The bull market in bonds isn’t dead – it’s just taking a nap.

So says Gluskin Sheff economist David Rosenberg. Unlike many investment strategists, he views the recent selloff  in Treasury bonds not as a sign of an inflationary fixed-income apocalypse, but as the latest opportunity to buy income-generating bonds cheaper.



Will it break through this time?

What’s more, Rosenberg says the current obsession with rising food and energy prices will pass — and along with it the market support for stocks at what he views as bubbly valuations.

“There is a big  difference between an inflation scare and an inflation cycle and most pundits are underestimating the degree of austerity that is on its way at all levels of government, which will outlast the commodity boomlet,” he writes Monday in a note to clients.

The yield on the 10-year Treasury note has risen seven straight days, putting it at 3.66% — up from 2.41% at its autumn deflation scare low. That’s a big move in a fairly short time, and it hasn’t escaped notice that the selloff unfurled as investors started asking questions about Ben Bernanke’s intentions and the ever-darkening U.S. Budget picture.

Commentators led by Pimco’s Bill Gross have been urging investors to ditch government bonds and find their way into supposedly safer alternatives. Having previously predicted the Treasury market would turn into a “turkey shoot,” Gross recently counseled that it is time for investors to “exorcise” on their bond portfolios.

But Rosenberg isn’t buying any of it. He notes that the 10-year Treasury has had 10 similar spikes in just the past three and a half years, all of which ended with money fleeing stocks and rushing back into bonds — despite the frequent proclamations that bonds were done for after a generation-long run.

“Each time we have the bond bears claiming that the secular bull run is over and each time they have been dead wrong,” Rosenberg writes.

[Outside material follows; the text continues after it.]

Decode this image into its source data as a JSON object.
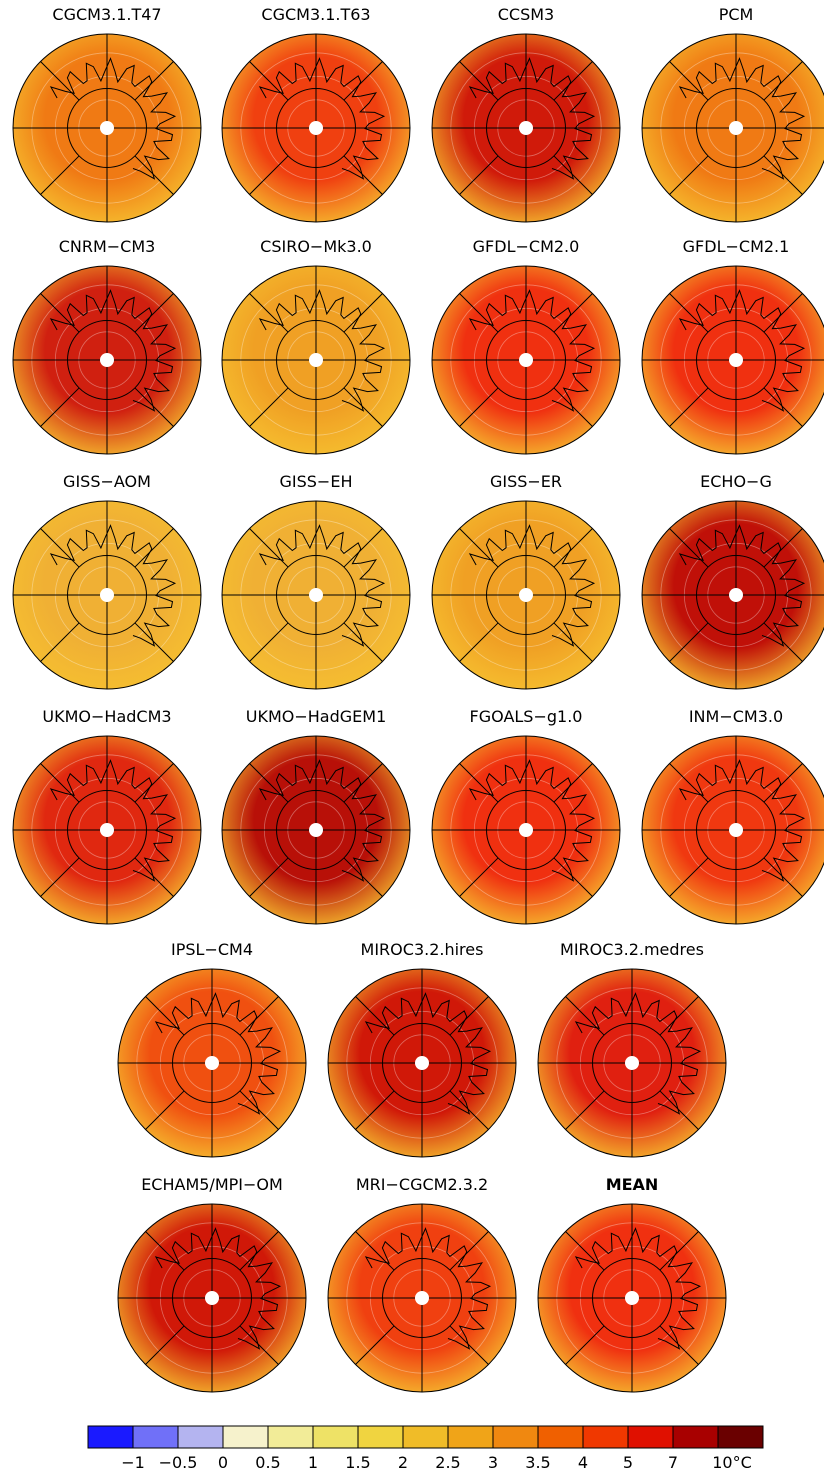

This is not to say he expects the Treasury market to turn around immediately. He says he expects the 10-year yield to test 4% for the first time since last April, when a brief stay above that level was followed in short order by the Greek crisis, the flash crash and a big equity pullback.

Rosenberg has been calling, wrongly as it turns out, for an even deeper stock market pullback since then, contending that the U.S. Economic recovery is still far too reliant on government spending and that stock valuations are overstretched. But he says the Treasury selloff could yet turn his spotty stock forecasting record around.

A 4% yield on the 10-year Treasury “seems to be the yield that the equity market tends to respond to and not in a very friendly way,” he writes. “The good news for the stock market investor — we are still 35 basis points away. But at the rate things are going, we may get there by the middle of February.”